Bu kitap benim küçükken okuduğum ve hep aklımda olan bir kitap. Birçok insan bunun dersini anlamamıştır ama çok güzel bir kitaptı.
Belki de insanın dostu onun yaşadıklarını yaşayandır.
Söyle bir söz vardır ya işte benim yaşadığım ancak benim gibi yaşadığım anlar gibi işte bu söz onu anlatıyor.

Ardıçla bankta oturmuştum. Başımı onun omzuna yaslamıştım.
"Noluyo bana sevgilim? Ben niye deliriyormuş gibi hissediyorum. Neden böyle oluyor?" Dedim kısık ve üzgün bir ses tonuyla.
"İnan bilmiyorum sevgilim. Herşey o kadar çabuk ilerliyorki ne olduğunu anlam veremiyorum." Dedi Ardıç benim gibi düşünerek.
"Peki benim durumum ne? Niye durmadan başım dönüyor aynı zamanda ağrıyor?" Dedim
"Çok stres yapıyor dedi doktor. Herşeyi toparlamaya çalışırken kendine çok yüklenmiş dedi. Artık kendini toparlaması ve yüklenmemesi gerekiyor dedi. Yani öyle yapıcaksın kızım bak yeter artık suçlama kendini." Diyordu Ardıç. Bu dediklerini hepsi doğruydu. Hatta doktorun dediklerini tahmin bile etmiştim ve doğru çıkmıştı.
"Ama ben neyle mücadele edeceğimi dahi bilmiyorum. Herşey ip gibi birbirine dolanıyor. Gerçekten çözemiyorum." Dedim güçlükle.
"Öyle birsey yok çözüceksin. Birlikte çözücez. Tamam mı?" Dedi Ardıç
"Tamam" dedim yalancı bir tavırla.
"Bide şey dedi bir piskolağa görünsün dedi ama tabikide öyle birsey yok." Dediğinde anlam vermeye çalışarak baktım.
O kadar mı kötüydüm. Piskologta neydi?

"Piskologluk durumdamıyım?"

"Değilsin zaten ama öylesine dedi zaten ama sen boşver gitme ben seni iyileştiririm."

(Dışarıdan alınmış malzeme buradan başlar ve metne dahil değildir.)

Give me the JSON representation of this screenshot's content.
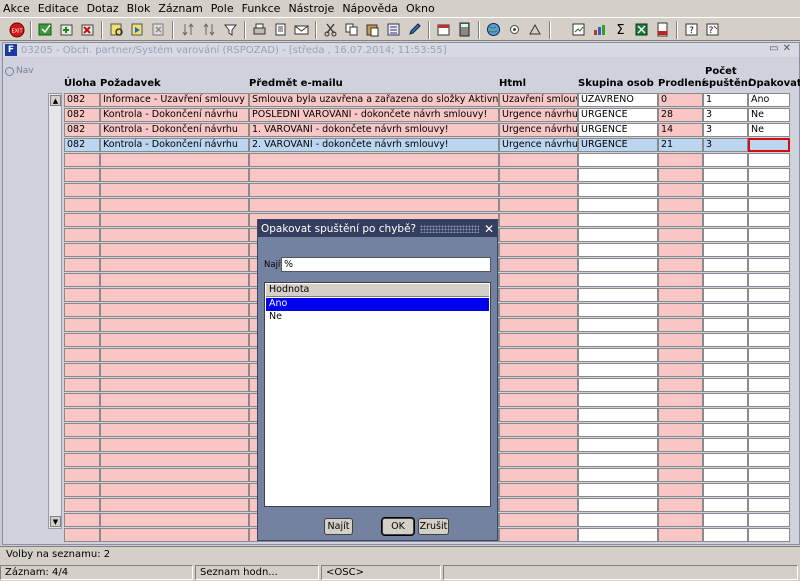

"Yo o iyi gelicekse giderim sorun yok benim için." Dedim başımı öne eğerek.

"Şuan sırası değil Anka şimdi değil."

"Peki"

Belki de gerçekten beni piskolog iyileştiricekti. Belki sadece o dertlerimi sessizce dinlicekti. Ona gercektende ihtiyacım olabilirdi. Nasıl iyi olacaksam onu denicektim artık. Başka çarem kalmamamıştı artık tükenmiştim.